Ebenfalls tausende Wohnungen wurden am 10. November 1938 geplündert und deren jüdische Bewohner und Bewohnerinnen delogiert. Hatten Juden und Jüdinnen vorher noch zuweilen in gutem Einvernehmen mit ihren Nachbarn zusammengelebt, so wurden aus diesen Nachbarn plötzlich brutale Täter, die sich nun an jüdischem Vermögen ohne Angst vor Bestrafung bereichern konnten. Längst aufgestaute antijüdische Ressentiments konnten nun ausgelebt und die akute Wohnungsnot gelindert werden.

Zerstörung von Synagogen und Bethäusern in Wien

Novemberpogrom 1938: Zerstörungen auf dem Wiener Zentralfriedhof, I. und IV. Tor (Neuer jüdischer Friedhof)

Bis zum 10. November 1938 befanden sich in Wien sechs architektonisch eindrucksvolle Synagogen, 18 von Synagogenvereinen gegründete Vereinssynagogen und 78 Bethäuser.
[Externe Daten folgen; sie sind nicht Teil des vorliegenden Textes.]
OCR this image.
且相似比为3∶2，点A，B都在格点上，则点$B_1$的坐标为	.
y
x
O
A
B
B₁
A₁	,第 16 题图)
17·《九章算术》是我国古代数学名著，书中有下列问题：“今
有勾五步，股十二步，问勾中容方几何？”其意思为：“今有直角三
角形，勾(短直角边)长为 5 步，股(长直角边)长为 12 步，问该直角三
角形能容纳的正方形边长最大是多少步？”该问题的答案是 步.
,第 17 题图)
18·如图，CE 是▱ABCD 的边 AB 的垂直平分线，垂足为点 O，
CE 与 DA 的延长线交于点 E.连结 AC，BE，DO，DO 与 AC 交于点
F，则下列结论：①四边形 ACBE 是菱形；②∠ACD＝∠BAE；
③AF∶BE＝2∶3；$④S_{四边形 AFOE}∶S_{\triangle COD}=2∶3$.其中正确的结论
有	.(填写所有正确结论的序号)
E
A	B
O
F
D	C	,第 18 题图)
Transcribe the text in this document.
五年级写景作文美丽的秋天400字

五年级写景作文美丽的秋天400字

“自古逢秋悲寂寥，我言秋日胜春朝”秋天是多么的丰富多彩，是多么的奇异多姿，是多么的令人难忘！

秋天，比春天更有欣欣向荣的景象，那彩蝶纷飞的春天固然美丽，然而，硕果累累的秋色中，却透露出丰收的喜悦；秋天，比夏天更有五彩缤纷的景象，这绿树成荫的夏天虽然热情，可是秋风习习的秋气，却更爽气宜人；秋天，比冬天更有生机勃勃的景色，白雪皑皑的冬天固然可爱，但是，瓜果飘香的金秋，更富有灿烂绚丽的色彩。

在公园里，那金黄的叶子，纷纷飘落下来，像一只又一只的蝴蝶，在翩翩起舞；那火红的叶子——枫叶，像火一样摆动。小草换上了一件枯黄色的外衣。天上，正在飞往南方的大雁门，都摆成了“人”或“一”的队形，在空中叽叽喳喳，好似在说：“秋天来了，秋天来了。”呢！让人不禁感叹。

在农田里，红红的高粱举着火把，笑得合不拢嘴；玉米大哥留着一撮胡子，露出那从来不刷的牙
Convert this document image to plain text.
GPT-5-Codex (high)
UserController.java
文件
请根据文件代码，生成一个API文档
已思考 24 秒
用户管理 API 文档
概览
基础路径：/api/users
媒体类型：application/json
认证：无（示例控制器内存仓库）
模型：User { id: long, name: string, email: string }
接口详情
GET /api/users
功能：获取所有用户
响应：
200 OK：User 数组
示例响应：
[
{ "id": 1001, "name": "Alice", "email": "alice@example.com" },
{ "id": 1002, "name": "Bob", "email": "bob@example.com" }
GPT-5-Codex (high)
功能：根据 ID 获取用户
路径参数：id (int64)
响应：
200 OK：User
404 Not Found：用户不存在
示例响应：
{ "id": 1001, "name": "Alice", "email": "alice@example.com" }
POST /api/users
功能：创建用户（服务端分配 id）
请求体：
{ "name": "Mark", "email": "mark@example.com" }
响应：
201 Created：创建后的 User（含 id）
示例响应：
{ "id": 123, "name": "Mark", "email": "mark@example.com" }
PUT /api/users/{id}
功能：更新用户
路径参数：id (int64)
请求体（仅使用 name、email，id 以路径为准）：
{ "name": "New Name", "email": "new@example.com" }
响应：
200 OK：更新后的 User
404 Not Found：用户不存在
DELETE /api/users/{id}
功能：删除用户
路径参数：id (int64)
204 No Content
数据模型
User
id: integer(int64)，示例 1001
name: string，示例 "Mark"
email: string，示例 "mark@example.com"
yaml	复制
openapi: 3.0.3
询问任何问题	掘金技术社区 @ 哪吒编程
Mit der Machtübernahme der Nationalsozialisten gerieten diese Einrichtungen in immer größere Gefahr. Bereits im Oktober 1938 kam es zu Brandanschlägen auf Synagogen und Bethäuser und pogromartigen Ausschreitungen gegen die jüdische Bevölkerung Wiens. Die Aggression gegen die jüdische Gemeinde in Wien gipfelte schließlich im Novemberpogrom. In Wien wurden in einem Zeitraum von einigen Stunden, vornehmlich von Einheiten der SS vom frühen Morgen bis zu Mittag des 10. November 1938 nahezu alle großen Synagogen und zahlreiche Bethäuser geplündert, beraubt und mittels Verwendung von Handgranaten und brennbaren Flüssigkeiten angezündet und verbrannt. Im gesamten nationalsozialistischen Machtbereich erging der Befehl an die Feuerwehren, die Synagogen brennen zu lassen und nur die Umgebung zu schützen. Propagandaminister Joseph Goebbels notierte am 10. November in sein Tagebuch: "Wir lassen nur soweit löschen, als das für die umliegenden Gebäude notwendig ist. Sonst abbrennen lassen".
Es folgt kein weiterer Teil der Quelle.